The Nanabozho spirit
As a trickster figure, it is often Nanabozho’s goal to create problems, which often highlight the struggles many Native people experience. According to Anishinaabe scholar, Leanne Simpson, for instance, Nanabush often experiments with capitalistic means. They can be greedy, manipulative, and money driven. Because of their worldly desires, chaos often ensues. However, as Nanabush develops deep relationships with those around them, they become more intune with themself and their surroundings. Furthermore, as Nanabozho becomes more receptive to their surroundings, Nanabozho is able to create the ideal of decolonization through learned consent, recognition, and reciprocity. Therefore, the stories of Nanabush are used to guide people through life experiences and teach moral lessons.

Shapeshifting 
Nanabozho is a shapeshifter who is both zoomorphic as well as anthropomorphic, meaning that Nanabozho can take the shape of animals or humans in storytelling. Thus Nanabush takes many different forms in storytelling, often changing depending on the tribe. The majority of storytelling depicts Nanabozho through a zoomorphic lens. In the Arctic and sub-Arctic, the trickster is usually called Raven. Coyote is present in the area of California, Oregon, the inland plateau, the Great Basin, and the Southwest and Southern Plains. Rabbit or Hare is the trickster figure in the Southeast, and Spider is in the northern plains. Meanwhile, Wolverine and Jay are the trickster in parts of Canada. Often, Nanabozho takes the shape of these animals because of their frequent presence among tribes. The animals listed above have similar behavioral patterns.

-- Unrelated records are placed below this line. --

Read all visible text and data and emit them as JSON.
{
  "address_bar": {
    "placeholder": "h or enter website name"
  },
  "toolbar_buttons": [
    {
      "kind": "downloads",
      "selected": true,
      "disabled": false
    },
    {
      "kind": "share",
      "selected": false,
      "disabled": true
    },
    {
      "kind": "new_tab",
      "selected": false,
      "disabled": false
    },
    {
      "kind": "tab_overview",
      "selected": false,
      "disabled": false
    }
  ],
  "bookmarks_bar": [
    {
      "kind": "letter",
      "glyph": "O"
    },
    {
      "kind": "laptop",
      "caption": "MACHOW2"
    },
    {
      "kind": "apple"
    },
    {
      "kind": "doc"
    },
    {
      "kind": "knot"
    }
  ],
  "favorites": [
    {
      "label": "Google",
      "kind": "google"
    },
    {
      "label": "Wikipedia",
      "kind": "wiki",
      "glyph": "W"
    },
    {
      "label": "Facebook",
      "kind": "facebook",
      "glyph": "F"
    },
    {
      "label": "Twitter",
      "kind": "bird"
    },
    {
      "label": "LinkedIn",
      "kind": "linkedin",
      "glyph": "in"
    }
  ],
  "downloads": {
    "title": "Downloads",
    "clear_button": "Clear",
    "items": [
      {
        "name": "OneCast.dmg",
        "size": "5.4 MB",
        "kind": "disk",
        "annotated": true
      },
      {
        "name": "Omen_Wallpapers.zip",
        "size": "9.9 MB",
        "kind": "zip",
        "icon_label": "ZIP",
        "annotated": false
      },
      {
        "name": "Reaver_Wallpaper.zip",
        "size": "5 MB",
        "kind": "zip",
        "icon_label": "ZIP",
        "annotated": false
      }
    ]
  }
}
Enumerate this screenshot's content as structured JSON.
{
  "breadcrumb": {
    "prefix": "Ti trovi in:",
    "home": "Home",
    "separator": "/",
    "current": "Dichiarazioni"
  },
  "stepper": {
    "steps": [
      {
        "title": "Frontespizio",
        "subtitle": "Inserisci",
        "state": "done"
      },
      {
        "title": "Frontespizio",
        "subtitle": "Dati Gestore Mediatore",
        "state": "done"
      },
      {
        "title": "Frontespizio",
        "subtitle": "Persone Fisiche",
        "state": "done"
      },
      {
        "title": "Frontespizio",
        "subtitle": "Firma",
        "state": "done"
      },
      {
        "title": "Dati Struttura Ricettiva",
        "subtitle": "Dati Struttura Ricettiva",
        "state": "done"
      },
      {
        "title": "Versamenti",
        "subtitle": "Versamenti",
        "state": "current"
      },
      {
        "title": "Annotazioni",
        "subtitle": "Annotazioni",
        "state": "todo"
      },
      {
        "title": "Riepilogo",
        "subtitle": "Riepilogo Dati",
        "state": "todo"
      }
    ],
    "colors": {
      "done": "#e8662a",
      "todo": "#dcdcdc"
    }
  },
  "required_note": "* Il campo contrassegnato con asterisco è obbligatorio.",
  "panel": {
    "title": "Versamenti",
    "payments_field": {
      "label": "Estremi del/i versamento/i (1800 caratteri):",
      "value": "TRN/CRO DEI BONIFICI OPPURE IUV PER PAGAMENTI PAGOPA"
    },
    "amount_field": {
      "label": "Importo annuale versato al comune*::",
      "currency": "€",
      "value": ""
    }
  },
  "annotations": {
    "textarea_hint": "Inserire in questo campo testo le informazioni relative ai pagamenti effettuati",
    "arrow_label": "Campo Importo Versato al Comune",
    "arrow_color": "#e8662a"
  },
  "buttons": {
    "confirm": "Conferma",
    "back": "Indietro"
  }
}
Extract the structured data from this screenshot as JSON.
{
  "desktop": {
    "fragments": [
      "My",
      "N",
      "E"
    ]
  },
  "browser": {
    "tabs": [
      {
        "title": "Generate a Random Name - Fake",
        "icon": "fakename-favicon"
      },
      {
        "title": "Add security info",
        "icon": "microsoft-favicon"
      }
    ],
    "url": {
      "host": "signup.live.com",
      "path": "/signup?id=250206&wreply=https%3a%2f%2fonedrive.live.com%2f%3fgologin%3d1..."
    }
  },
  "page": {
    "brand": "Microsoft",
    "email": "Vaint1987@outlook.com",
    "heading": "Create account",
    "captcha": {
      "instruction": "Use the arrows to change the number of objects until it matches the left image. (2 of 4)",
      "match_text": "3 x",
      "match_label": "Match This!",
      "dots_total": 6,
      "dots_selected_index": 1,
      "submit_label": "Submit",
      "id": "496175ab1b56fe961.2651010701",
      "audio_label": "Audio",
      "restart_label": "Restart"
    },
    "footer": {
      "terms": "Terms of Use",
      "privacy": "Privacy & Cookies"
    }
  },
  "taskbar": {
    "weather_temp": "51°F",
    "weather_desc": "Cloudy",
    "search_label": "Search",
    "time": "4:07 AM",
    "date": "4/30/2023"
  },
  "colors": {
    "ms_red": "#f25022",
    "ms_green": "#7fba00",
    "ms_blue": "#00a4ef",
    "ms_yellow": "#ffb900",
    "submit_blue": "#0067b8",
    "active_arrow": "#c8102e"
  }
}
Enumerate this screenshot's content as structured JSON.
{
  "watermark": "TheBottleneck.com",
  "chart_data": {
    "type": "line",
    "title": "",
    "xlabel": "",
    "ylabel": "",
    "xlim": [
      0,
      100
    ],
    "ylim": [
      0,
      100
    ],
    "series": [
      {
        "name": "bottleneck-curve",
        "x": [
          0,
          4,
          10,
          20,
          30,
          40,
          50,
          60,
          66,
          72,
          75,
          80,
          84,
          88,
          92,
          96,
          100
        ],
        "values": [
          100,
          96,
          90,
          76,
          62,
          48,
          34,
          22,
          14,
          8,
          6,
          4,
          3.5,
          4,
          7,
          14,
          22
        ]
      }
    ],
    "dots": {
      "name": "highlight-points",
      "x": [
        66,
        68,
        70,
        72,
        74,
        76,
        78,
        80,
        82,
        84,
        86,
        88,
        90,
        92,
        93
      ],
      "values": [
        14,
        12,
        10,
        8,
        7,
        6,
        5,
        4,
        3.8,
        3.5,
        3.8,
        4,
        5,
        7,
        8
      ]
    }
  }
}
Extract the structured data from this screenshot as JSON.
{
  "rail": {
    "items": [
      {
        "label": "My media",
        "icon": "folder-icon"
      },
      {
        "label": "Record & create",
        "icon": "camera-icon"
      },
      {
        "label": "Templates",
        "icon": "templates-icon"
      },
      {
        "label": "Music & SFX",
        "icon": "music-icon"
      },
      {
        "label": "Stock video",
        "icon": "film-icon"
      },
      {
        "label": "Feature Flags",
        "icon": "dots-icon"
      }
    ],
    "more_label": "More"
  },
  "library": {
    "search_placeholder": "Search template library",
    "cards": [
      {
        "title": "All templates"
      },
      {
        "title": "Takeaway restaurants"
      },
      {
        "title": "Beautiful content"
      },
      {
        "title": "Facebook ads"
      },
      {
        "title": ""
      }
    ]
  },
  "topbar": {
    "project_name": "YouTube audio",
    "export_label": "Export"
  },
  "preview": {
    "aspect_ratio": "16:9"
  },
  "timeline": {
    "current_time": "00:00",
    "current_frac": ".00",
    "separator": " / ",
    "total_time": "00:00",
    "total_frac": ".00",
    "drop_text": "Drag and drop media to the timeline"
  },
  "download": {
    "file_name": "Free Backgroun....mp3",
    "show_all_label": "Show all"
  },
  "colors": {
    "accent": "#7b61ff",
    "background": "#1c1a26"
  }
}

For example, they all live near human settlements and are very cunning, enough so as to be captured with great difficulty.

Gender fluidity 
The gender identity of Nanabozho changes depending on the storytelling. Because Nanabozho is a shapeshifter, they are androgynous. While the majority of stories told about the trickster figure are written with he/him pronouns, the gender identity changes depending on the story and many are written with feminine pronouns. This allows Nanabozho a broader range of stories because they can adapt and change when needed.

Stories
Nanabozho is one of four sons from what some historical and religious scholars have interpreted as spirits of directions. He has a human mother, and E-bangishimog ("In the West"), a spirit father.

Nanabozho most often appears in the shape of a rabbit and is characterized as a trickster. In his rabbit form, he is called Mishaabooz ("Great rabbit" or "Hare") or Gitchii-waabooz ("Big rabbit"). He was sent to Earth by Gitche Manitou to teach the Ojibwe. One of his first tasks was to name all the plants and animals. Nanabozho is considered to be the founder of Midewiwin. He is the inventor of fishing and hieroglyphs. This historical figure is a shapeshifter and a co-creator of the world.

Fight with Paul Bunyan 
An Ojibwe legend describes Nanabozho's encounter with folklore lumberjack Paul Bunyan. Along Bunyan's path of deforestation, Nanabozho confronts Bunyan in Minnesota and implores him to leave the state without logging any more timber. A fight ensues and they battle for forty days and forty nights. Nanabozho ends the fight by slapping Bunyan across the face with a Red Lake walleye fish. After this, Bunyan "stumbles, [and] Nanabozho pulls at Paul’s whiskers, making him promise to leave the area." Unofficial sources add a portion in which Bunyan lands on his rear end at the end of the battle, creating Lake Bemidji with the shape of his buttocks.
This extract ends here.